Prefetto o prefetta?
«Mi sono sempre fatta chiamare Prefetta. Il linguaggio è importante, riesce ad incidere nella rappresentazione della nostra realtà. Ha il suo peso e poi combatte gli stereotipi. Le donne che continuano a farsi chiamare Prefetto non le critico, sia chiaro, ma il linguaggio ci aiuta a comprendere, delineare, scolpire la realtà».
Ha mai sentito il peso della discriminazione su base sessuale?
«Una volta mi chiesero persino di mettermi i baffi. Io facevo parte del Movimento Repubblicano, ero impegnata e avevo anche lanciato lo slogan: donna vota donna. Quando pensarono di chiamarmi a far parte della direzione regionale un funzionario di partito mi disse che ero ammessa ma dovevo mettermi i baffi.
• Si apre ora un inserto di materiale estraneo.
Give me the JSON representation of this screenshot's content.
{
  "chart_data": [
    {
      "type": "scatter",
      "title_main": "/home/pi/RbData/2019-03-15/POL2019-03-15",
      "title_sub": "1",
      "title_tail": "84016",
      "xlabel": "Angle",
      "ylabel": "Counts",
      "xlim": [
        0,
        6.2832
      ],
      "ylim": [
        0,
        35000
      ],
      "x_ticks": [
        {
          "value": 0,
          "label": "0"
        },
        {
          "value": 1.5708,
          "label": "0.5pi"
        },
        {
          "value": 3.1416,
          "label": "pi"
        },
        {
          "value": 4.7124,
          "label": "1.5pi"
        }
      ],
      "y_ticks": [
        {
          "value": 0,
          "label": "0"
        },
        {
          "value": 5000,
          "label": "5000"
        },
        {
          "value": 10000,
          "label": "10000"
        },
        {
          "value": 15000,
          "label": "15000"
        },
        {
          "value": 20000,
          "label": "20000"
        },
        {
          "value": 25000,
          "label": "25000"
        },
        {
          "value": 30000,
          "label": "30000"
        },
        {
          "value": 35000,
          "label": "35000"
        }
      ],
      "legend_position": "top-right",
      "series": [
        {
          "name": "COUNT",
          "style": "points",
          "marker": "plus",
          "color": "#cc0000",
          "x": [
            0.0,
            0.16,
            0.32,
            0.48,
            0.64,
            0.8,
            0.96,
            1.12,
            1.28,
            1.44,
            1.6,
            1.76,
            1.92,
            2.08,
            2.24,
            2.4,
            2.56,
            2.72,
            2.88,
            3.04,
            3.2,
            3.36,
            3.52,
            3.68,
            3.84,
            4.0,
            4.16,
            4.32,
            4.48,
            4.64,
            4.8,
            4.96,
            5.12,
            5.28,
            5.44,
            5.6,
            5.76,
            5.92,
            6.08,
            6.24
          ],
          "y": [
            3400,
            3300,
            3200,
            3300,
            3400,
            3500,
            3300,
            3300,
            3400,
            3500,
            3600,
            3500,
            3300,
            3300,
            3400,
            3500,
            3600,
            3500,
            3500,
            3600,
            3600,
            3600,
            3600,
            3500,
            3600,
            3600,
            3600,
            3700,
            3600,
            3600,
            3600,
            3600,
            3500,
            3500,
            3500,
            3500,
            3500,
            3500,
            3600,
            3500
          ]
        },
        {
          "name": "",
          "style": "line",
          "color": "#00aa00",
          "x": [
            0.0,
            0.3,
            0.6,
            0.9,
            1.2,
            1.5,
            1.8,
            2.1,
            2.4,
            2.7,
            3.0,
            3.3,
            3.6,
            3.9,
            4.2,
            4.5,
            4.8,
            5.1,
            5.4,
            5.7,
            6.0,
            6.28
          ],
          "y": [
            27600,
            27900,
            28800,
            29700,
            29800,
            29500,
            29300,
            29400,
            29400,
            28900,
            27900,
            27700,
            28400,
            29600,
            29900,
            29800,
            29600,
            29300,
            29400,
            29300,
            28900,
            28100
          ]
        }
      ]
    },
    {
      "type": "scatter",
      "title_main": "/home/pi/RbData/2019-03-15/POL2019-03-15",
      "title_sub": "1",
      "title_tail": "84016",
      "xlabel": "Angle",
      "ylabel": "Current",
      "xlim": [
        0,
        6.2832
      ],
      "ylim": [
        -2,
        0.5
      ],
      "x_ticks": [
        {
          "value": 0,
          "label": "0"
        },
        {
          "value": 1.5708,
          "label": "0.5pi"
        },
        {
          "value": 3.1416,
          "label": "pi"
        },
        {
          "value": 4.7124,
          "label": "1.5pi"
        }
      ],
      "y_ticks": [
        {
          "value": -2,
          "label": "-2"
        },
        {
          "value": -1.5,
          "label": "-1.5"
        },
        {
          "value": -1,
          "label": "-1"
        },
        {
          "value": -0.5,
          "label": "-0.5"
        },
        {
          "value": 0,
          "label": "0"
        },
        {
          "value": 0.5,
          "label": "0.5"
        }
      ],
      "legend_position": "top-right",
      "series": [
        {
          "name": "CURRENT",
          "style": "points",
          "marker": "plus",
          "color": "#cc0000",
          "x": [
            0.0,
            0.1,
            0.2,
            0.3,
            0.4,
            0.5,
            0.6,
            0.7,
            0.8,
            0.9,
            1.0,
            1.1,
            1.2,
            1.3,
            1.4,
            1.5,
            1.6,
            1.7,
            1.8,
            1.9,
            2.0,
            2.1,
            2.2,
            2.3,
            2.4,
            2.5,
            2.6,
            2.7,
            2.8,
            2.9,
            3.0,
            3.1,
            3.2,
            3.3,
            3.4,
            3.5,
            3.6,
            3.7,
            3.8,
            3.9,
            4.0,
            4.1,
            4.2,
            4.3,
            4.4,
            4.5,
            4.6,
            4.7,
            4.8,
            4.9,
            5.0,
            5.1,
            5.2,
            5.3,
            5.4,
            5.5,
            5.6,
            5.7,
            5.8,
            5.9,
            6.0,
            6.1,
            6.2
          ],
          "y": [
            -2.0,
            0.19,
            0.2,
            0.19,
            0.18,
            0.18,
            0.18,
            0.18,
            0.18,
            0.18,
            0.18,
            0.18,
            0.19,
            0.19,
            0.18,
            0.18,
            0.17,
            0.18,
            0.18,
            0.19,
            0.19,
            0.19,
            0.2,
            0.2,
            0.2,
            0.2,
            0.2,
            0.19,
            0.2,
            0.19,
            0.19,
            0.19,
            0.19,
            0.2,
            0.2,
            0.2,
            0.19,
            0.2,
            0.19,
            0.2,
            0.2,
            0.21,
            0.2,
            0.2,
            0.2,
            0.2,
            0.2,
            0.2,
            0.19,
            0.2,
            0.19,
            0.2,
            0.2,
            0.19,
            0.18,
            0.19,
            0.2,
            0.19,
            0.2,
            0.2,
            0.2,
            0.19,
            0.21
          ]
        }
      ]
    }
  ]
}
Lo disse scherzando ma il messaggio era chiaro: dovevo smettere di fare la femminista e non creare troppi problemi».
 

I soliti condizionamenti...
«Probabilmente se fossi stata più morbida forse avrei avuto anche una carriera politica migliore, chissà. Certamente se oggi una donna vuole fare carriera deve anche far fronte a condizionamenti perché sono sempre gli uomini a decidere, non c'è niente da fare. I meccanismi di cooptazione sono soprattutto maschili. Non vale il merito perché se solo valesse il merito ci dovrebbero essere le quote azzurre».
 

Le piacciono le Quote Rosa?
«Sono fondamentali. È però sbagliato chiamarle così, meglio definirle Norme per le Garanzie di Genere. Senza queste saremmo ancora più indietro di quanto non siamo ora. Ricordo che quando all'inizio se ne parlava e in Parlamento c'erano donne contrarie (dicevano che non volevano essere come dei panda) fondai con alcune amiche una associazione che chiamammo i Panda. Noi eravamo consapevoli di queste disparità. Guai se non ci fossero le quote rosa».
 

E oggi?
«L'ho detto anche al Presidente.

Il rischio sono i passi indietro. Il cammino è lento, anche a livello mondiale. Si calcola che il tempo necessario per eliminare il livello di differenza delle retribuzioni tra maschi e femmine, a parità di funzioni, sia di cento anni. Possibile che ci voglia un secolo per questo? È incredibile».